Cœur de Feu tourna aussitôt la tête, mais déjà le miaulement menaçant de l’un des anciens avait fait taire le novice.
« Comme l’a fait remarquer Plume Grise, répéta Étoile Bleue, dans les veines de ce chaton coule le sang de Cœur de Feu. Il fera sans doute un valeureux combattant. »
Certains lorgnèrent le félin roux, qui avait à peine entendu le compliment. L’espoir gonflait sa poitrine et lui faisait tourner la tête. Étoile Bleue s’interrompit un instant pour contempler l’assemblée.
« J’ai décidé d’accueillir ce petit au sein de la tribu », déclara-t-elle.

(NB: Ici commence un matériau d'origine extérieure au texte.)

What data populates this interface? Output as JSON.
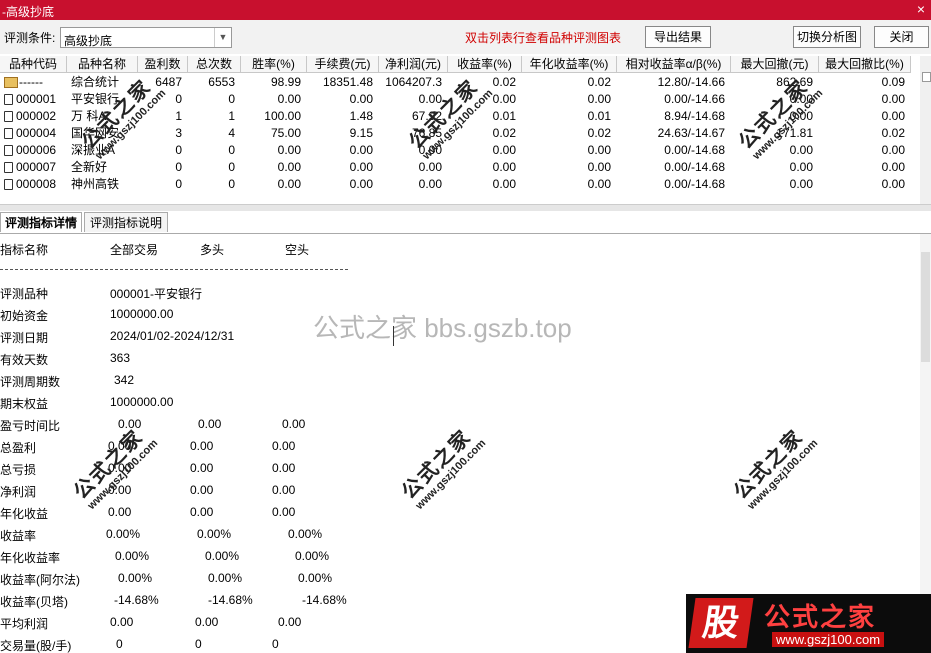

Personne ne broncha. Le jeune guerrier aurait voulu hurler ses remerciements à leurs ancêtres, mais il tint sa langue. Il respira sa première vraie bouffée d’air pur depuis midi. Un membre de sa famille allait faire partie du Clan !
« Plume Blanche a proposé de s’occuper de lui : Cœur de Feu devra désormais la ravitailler en gibier », poursuivit-elle. Elle posa sur son ancien apprenti un regard indéchiffrable. « Enfin, le chaton doit avoir un nom. Ce sera Petit Nuage.
— Y aura-t-il une cérémonie de baptême ? » demanda Fleur de Saule.
Cœur de Feu regarda le Promontoire, plein d’impatience. La progéniture de sa sœur aurait-elle droit à ce privilège, comme lui lors de son entrée au sein du Clan ?
« Non », répondit Étoile Bleue avec froideur.